Hello Folks:

I’m very excited to put an effort into a blog. I am a writer by passion (and degree) and knew I had to write down this journey, but I didn’t know where. Thanks to Judy Browne for the invitation to blog here!

The idea to become handy came around New Year’s Eve. While everyone else was making resolutions about weight loss, smoking and not flipping folks the bird on the expressway, I was busy making a bucket list. It’s amazing the lack of commitment you discover when you try to make a “to-do before you die” list. I was hesitant to put down things like “learn a new language” because the program I wanted, The Rosetta Stone Series, costs hundreds of dollars and would take time to learn. Visit the Pyramids…that was just a money issue. I reflected on how long my home repair list was growing. This list resides in the kitchen for …well for the magical handyman who was going to show up on my front porch one day.

I thought about the light switch in the bedroom that works 30% of the time, the sewage backing up into the dishwasher that I paid a down-on-his-luck repairman $130 to fix (he returned 9 months later, asking for more money to complete the job). I thought about the boarded up hole in the front of my house where the previous residents decided to put the swamp cooler. I thought about the hundreds of dollars we paid to each of the half a dozen furnace repairmen before we had to bite the bullet and buy a new furnace (on which I’m still making payments at 9%). I decided I would learn to be handy. I researched it online and found www.womensworkshop.com. I was elated. A woman teaching other women how to be handy! I decided come hell or high water I would start taking classes. I had to dip into my savings, but I paid for “Power Tools” and “Basic Carpentry” the first week of March 2010.

Now the excitement grew. I would lie awake in bed with lists of questions. I’ve had “monkey chatter” for the last decade now. My husband falls asleep within seconds of going horizontal. I lie awake with thoughts like...I think I put one of my own books in the return slot at the library… I’ll have to call them and let them know…I need to buy a bag of potatoes so I can make stew in the crock pot this weekend…I think I saw them on sale…79 cents for a 10lb bag…was it in the Safeway ad?…or was the King Soopers? No, it was that Mexican grocery store I’m too afraid to go in because they asked for a permit to kill live chickens…

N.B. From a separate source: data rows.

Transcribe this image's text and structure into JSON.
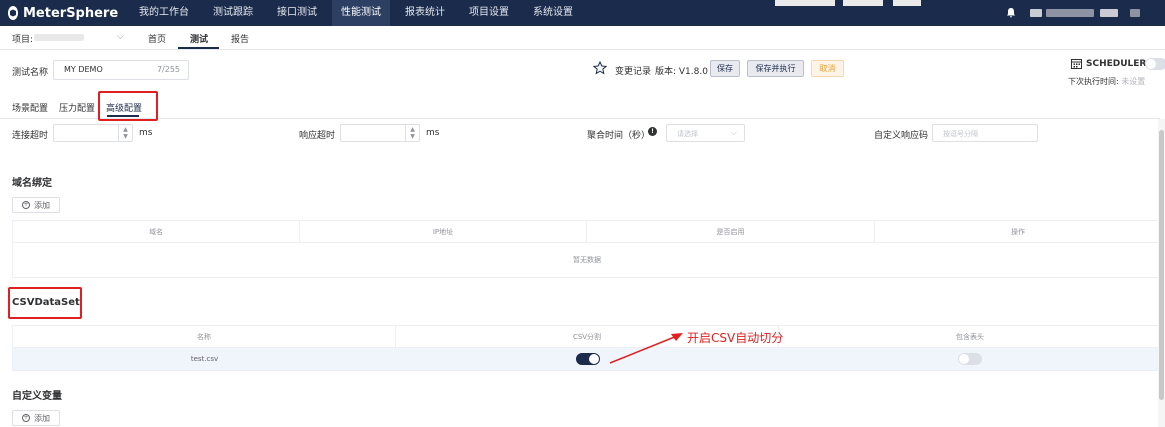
{
  "topnav": {
    "logo": "MeterSphere",
    "menu": [
      {
        "label": "我的工作台",
        "active": false
      },
      {
        "label": "测试跟踪",
        "active": false
      },
      {
        "label": "接口测试",
        "active": false
      },
      {
        "label": "性能测试",
        "active": true
      },
      {
        "label": "报表统计",
        "active": false
      },
      {
        "label": "项目设置",
        "active": false
      },
      {
        "label": "系统设置",
        "active": false
      }
    ]
  },
  "subnav": {
    "project_label": "项目:",
    "items": [
      {
        "label": "首页",
        "active": false
      },
      {
        "label": "测试",
        "active": true
      },
      {
        "label": "报告",
        "active": false
      }
    ]
  },
  "test": {
    "name_label": "测试名称",
    "name_value": "MY DEMO",
    "name_count": "7/255",
    "change_log": "变更记录",
    "version_label": "版本: V1.8.0",
    "save": "保存",
    "save_run": "保存并执行",
    "cancel": "取消",
    "scheduler": "SCHEDULER",
    "next_run_label": "下次执行时间:",
    "next_run_value": "未设置"
  },
  "config_tabs": [
    {
      "label": "场景配置",
      "active": false
    },
    {
      "label": "压力配置",
      "active": false
    },
    {
      "label": "高级配置",
      "active": true
    }
  ],
  "form": {
    "connect_timeout": "连接超时",
    "response_timeout": "响应超时",
    "unit_ms": "ms",
    "aggregate_time": "聚合时间（秒）",
    "aggregate_placeholder": "请选择",
    "custom_code": "自定义响应码",
    "custom_code_placeholder": "按逗号分隔"
  },
  "domain_binding": {
    "title": "域名绑定",
    "add": "添加",
    "columns": [
      "域名",
      "IP地址",
      "是否启用",
      "操作"
    ],
    "empty": "暂无数据"
  },
  "csv": {
    "title": "CSVDataSet",
    "columns": [
      "名称",
      "CSV分割",
      "包含表头"
    ],
    "rows": [
      {
        "name": "test.csv",
        "split": true,
        "header": false
      }
    ]
  },
  "annotation": "开启CSV自动切分",
  "custom_vars": {
    "title": "自定义变量",
    "add": "添加"
  },
  "colors": {
    "nav_bg": "#1a2b4c",
    "accent": "#1a2b4c",
    "annotation": "#e02020",
    "cancel": "#e6a23c"
  }
}
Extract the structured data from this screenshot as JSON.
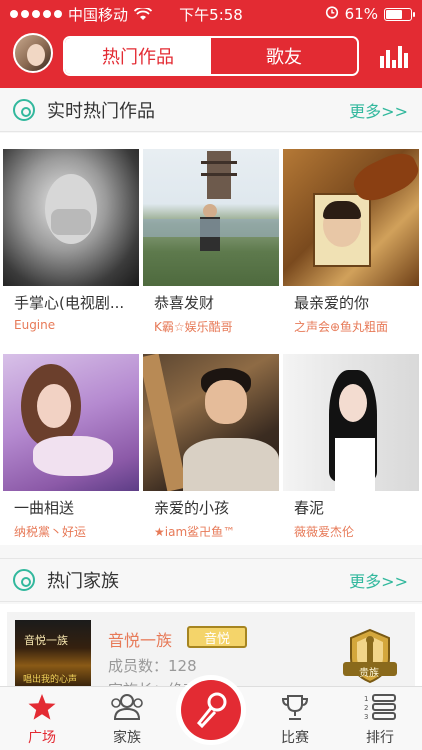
{
  "status_bar": {
    "carrier": "中国移动",
    "time": "下午5:58",
    "battery": "61%",
    "battery_level": 0.61
  },
  "header": {
    "tabs": [
      {
        "label": "热门作品",
        "active": true
      },
      {
        "label": "歌友",
        "active": false
      }
    ]
  },
  "hot_works": {
    "title": "实时热门作品",
    "more_label": "更多>>",
    "items": [
      {
        "title": "手掌心(电视剧...",
        "user": "Eugine"
      },
      {
        "title": "恭喜发财",
        "user": "K霸☆娱乐酷哥"
      },
      {
        "title": "最亲爱的你",
        "user": "之声会⊕鱼丸粗面"
      },
      {
        "title": "一曲相送",
        "user": "纳税黨丶好运"
      },
      {
        "title": "亲爱的小孩",
        "user": "★iam鲨卍鱼™"
      },
      {
        "title": "春泥",
        "user": "薇薇爱杰伦"
      }
    ]
  },
  "hot_family": {
    "title": "热门家族",
    "more_label": "更多>>",
    "item": {
      "name": "音悦一族",
      "badge": "音悦",
      "members": "成员数：128",
      "leader": "家族长：绝恋·一悦",
      "image_text": "音悦一族",
      "image_subtext": "唱出我的心声",
      "crest_text": "贵族"
    }
  },
  "bottom_nav": {
    "items": [
      {
        "label": "广场",
        "active": true,
        "icon": "star-icon"
      },
      {
        "label": "家族",
        "active": false,
        "icon": "people-icon"
      },
      {
        "label": "",
        "active": false,
        "icon": "microphone-icon"
      },
      {
        "label": "比赛",
        "active": false,
        "icon": "trophy-icon"
      },
      {
        "label": "排行",
        "active": false,
        "icon": "ranking-icon"
      }
    ]
  },
  "colors": {
    "brand_red": "#e32b33",
    "accent_green": "#32b89d",
    "user_orange": "#e77a58"
  }
}
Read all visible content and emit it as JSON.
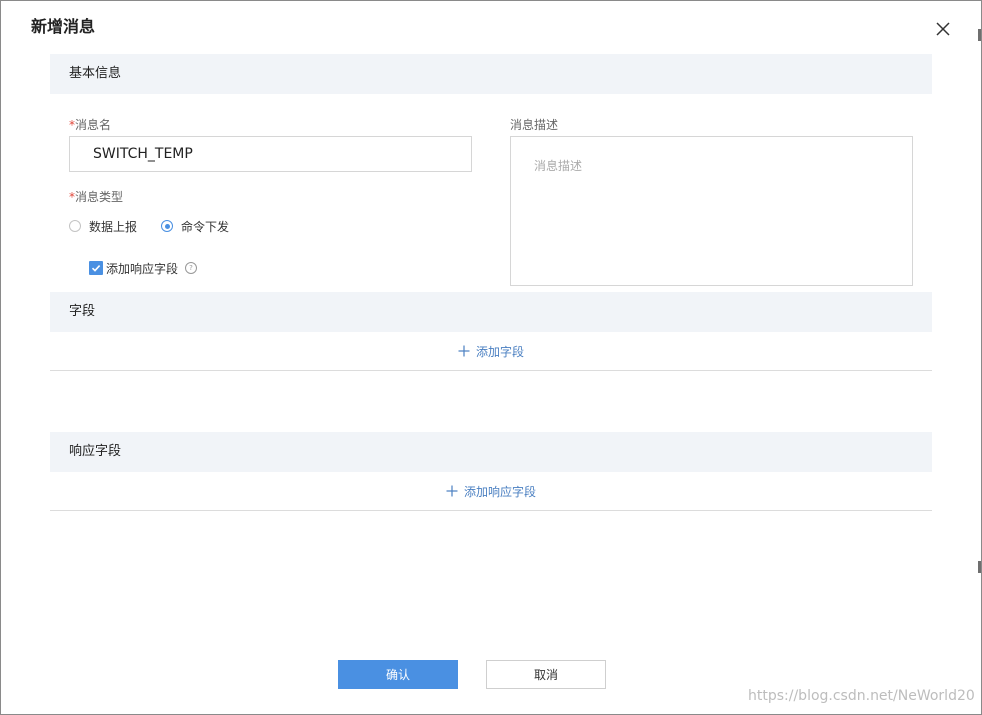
{
  "dialog": {
    "title": "新增消息"
  },
  "basic_info": {
    "section_title": "基本信息",
    "message_name": {
      "required_mark": "*",
      "label": "消息名",
      "value": "SWITCH_TEMP"
    },
    "message_description": {
      "label": "消息描述",
      "placeholder": "消息描述"
    },
    "message_type": {
      "required_mark": "*",
      "label": "消息类型",
      "options": [
        {
          "label": "数据上报",
          "selected": false
        },
        {
          "label": "命令下发",
          "selected": true
        }
      ]
    },
    "add_response_checkbox": {
      "label": "添加响应字段",
      "checked": true,
      "help_glyph": "?"
    }
  },
  "fields": {
    "section_title": "字段",
    "add_label": "添加字段"
  },
  "response_fields": {
    "section_title": "响应字段",
    "add_label": "添加响应字段"
  },
  "footer": {
    "confirm_label": "确认",
    "cancel_label": "取消"
  },
  "watermark": "https://blog.csdn.net/NeWorld20",
  "colors": {
    "accent": "#4a90e2",
    "link": "#4a7fc1",
    "required": "#e0473b",
    "section_bg": "#f1f4f8"
  }
}
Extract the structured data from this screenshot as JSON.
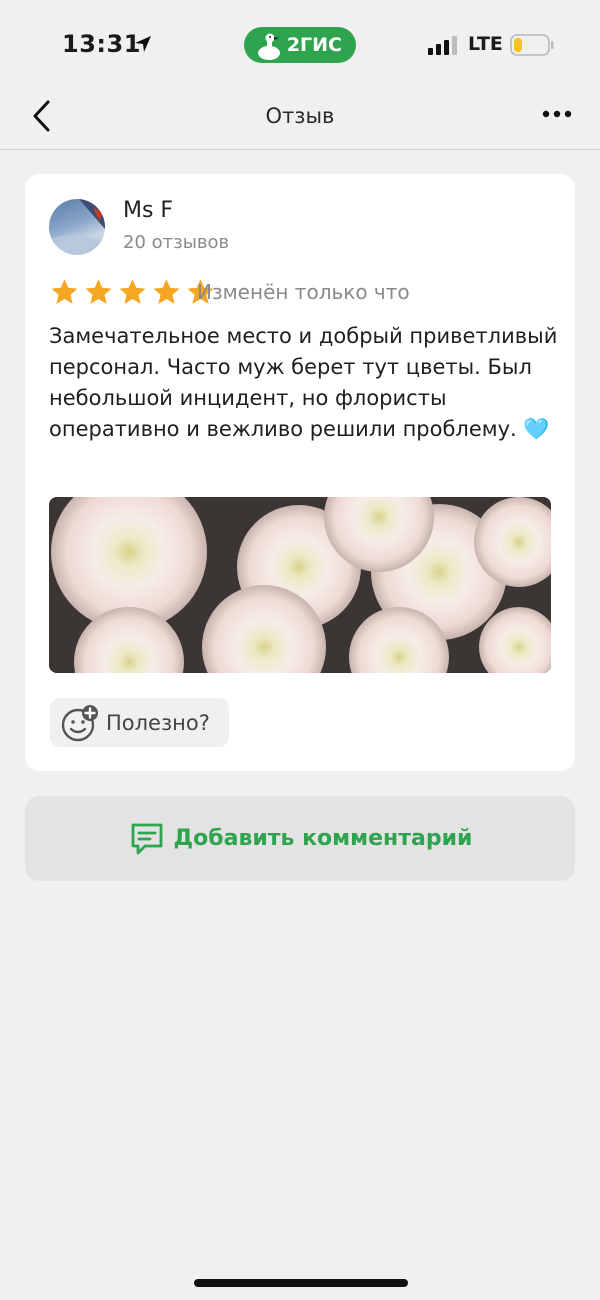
{
  "status_bar": {
    "time": "13:31",
    "app_badge": "2ГИС",
    "network": "LTE",
    "battery_level": 0.25
  },
  "nav": {
    "title": "Отзыв"
  },
  "review": {
    "author": "Ms F",
    "reviews_count": "20 отзывов",
    "rating": 5,
    "max_rating": 5,
    "edited": "Изменён только что",
    "text": "Замечательное место и добрый приветливый персонал. Часто муж берет тут цветы. Был небольшой инцидент, но флористы оперативно и вежливо решили проблему. 🩵",
    "useful_label": "Полезно?"
  },
  "actions": {
    "add_comment_label": "Добавить комментарий"
  },
  "colors": {
    "brand_green": "#2ea44f",
    "star": "#f5a623",
    "background": "#f0f0f0"
  }
}
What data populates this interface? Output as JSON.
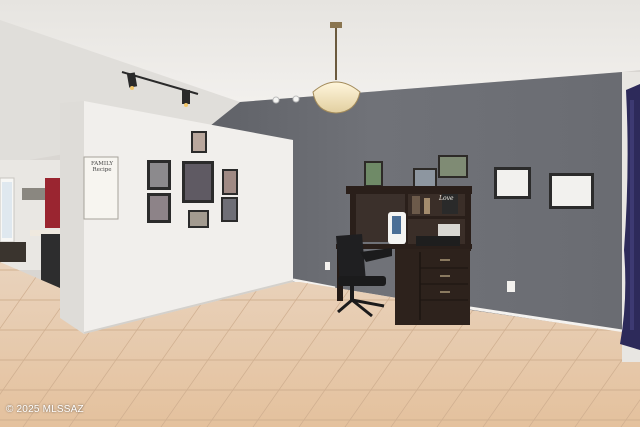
{
  "watermark": "© 2025 MLSSAZ",
  "family_sign": "FAMILY Recipe",
  "desk_sign": "Love",
  "colors": {
    "ceiling": "#eceae7",
    "accent_wall": "#6e7076",
    "white_wall": "#f1efec",
    "floor_tile": "#e7c9ab",
    "desk": "#2a1f1a",
    "curtain_right": "#2d2a5a",
    "curtain_left": "#9a2530"
  }
}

and so it goes. This “monkey chatter” doesn’t quiet down on its own. I just fall asleep from exhaustion. It was during one of these chatter nights that I thought about the classes for which I had just signed up. I had read the instructions and frequently asked questions over and over. I knew not to wear dangling, expensive jewelry. I didn’t have to worry about needing to tie my hair back because I’d just had 6 inches cut the month prior. Should I bring gloves, my own safety glasses? That expensive tool belt collecting dust in the garage that we bought for my husband that he never laid a finger on? Should I put soap under my fingernails before class so they don’t get dirt underneath them? Did I need to take the “Home Maintenance” class as a precursor to all the other classes? Should I just jump into the electrical class? I kept updates on my excitement on my Facebook page. 7 Days until my Power Tools class, 6 days until Carpentry, and so on.

I told my husband that from now on the garage would be my domain. In the garage hangs a metal sign that reads “A man’s garage is his castle.” I informed Jason that if the tools are in the garage, then i.e….therefor… thus…the garage would have to be mine by default. The garage is just bare studs and daisy chained-electricity from the house. There is no insulation, no drywall and nowhere to put the second car it’s supposed to hold. He had the last 3 years to fix it up. He had plenty of time to be handy. Hell, he had all his life to be handy, but alas, like many men my husband’s age, he is a child of the Nintendo generation. While he was sitting on the couch building up his “Nintendo Thumb” (a callous on the thumb of a gamer that he exhibits with pride to this day), his father and grandfather were working in the garage or mowing the lawn (another skill in which he does not excel). If there had been a video game called “Extreme Handyman” we wouldn’t be in this mess. However, our home of 3 years was built in 1952 and one of us has to be handy. I decided it was going to be me.